One way to build patient trust is to communicate with patients simply. Giving them information that is useful and plain-spoken without compromising regulatory guidelines can go a long way in developing a strong relationship with patients. Because of the risk-averse environment we live in, we have surrounded ourselves with complex language that is meant to protect the patient, the provider, and the company. In the process, we’ve forgotten that the very customer who could benefit from the brands we market can’t understand what we’re trying to communicate. This complex approach to communication only leads to misunderstandings and distrust.
Some companies have identified this issue and are working to help patients better understand their healthcare. For example, Bristol-Myers Squibb launched an initiative called UPL, or universal patient language, in an effort to explain medical terms simply. The pharma company brought in patients and asked them to participate in several working sessions, leading to a set of seven principles for creating content that is easier to understand and learn. The end result is greater patient trust and a stronger relationship.
To ensure more authentic interactions between patients and life sciences companies, patients need to be included at every step of the way, from clinical trial planning to post-approval marketing to the development of patient support programs and beyond. For this purpose, establishing patient advisory boards for gathering insights and getting the patients’ point-of-view is invaluable.
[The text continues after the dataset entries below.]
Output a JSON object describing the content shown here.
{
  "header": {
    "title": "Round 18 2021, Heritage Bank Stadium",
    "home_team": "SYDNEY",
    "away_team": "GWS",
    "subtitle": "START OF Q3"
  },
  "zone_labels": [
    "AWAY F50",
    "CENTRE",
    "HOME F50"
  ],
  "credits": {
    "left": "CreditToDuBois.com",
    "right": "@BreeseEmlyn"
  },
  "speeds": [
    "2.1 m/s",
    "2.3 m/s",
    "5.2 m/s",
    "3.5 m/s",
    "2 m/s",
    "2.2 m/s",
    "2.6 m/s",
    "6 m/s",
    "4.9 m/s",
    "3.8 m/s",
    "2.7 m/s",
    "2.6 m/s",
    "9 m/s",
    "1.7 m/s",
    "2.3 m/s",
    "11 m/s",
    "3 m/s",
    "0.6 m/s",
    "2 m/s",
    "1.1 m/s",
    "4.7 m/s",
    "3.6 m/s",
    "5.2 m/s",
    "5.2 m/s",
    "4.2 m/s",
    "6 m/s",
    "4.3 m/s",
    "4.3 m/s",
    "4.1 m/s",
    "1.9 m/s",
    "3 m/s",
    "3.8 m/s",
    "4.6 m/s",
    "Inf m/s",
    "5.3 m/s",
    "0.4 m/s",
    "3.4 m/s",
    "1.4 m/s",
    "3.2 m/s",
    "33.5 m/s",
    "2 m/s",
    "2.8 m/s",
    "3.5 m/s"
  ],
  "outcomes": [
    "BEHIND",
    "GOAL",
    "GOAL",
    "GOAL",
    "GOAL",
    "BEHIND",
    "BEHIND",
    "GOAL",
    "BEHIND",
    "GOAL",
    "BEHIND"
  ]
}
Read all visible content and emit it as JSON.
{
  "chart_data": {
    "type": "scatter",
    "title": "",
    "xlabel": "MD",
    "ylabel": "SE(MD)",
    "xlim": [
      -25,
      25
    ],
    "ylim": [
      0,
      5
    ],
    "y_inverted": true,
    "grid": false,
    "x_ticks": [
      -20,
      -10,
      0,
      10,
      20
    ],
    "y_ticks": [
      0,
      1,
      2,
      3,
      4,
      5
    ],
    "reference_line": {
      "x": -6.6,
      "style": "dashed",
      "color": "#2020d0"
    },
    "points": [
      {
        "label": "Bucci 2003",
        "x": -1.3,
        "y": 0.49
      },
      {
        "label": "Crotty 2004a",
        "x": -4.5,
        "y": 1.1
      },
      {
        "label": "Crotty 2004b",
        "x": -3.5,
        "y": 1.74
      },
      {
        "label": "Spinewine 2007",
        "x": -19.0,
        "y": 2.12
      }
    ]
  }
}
Importantly, these interactions must be ongoing and frequent, rather than “one-offs.” The patient advisors should ideally be demographically diverse to allow for multiple perspectives to be shared. If travelling to in-person consultancy meetings is not feasible due to the patient advisors’ health or busy schedules, moving the conversation online using a secure space where the advisors can contribute on their own time is a highly effective option. Alternatively, if choosing to conduct yearly or twice-yearly in-person meetings, this helps fill the “white space” between these meetings and prepare the advisors for what will be discussed.
Of course, this is just the starting point: Life sciences and pharma companies then need to actually act on the patient advisors’ suggestions. However, if or when they do, they are almost certain to create more trusting relationships with all of their patients as a result.
In such a regulated environment, it can often seem impossible for healthcare brands to forge real connections with patients, but it is possible and companies who are brave and creative enough to do it will reap the rewards.
My favorite recent example is “Hemophilia: The Musical,” sponsored by BioMarin Pharmaceutical. Kids with hemophilia and other bleeding disorders cannot participate in sports activities—the risk of bleeding from even a minor injury is just too threatening. However, acting is an activity these patients can do, so BioMarin organized a musical about hemophilia featuring a cast of kids who all had bleeding disorders. The event served several purposes: It helped patients communicate to their caregivers (and the public via PR and attendance) what it’s like to have a bleeding disorder; it connected patients as a community; and it put BioMarin at center stage, creating goodwill with the community and making it clear they understand the patient experience. BioMarin is continuing this effort by sponsoring theater workshops for kids with bleeding disorders all over the country.
More brands should boldly break out of the marketing bubble and find ways to authentically interact with their audiences.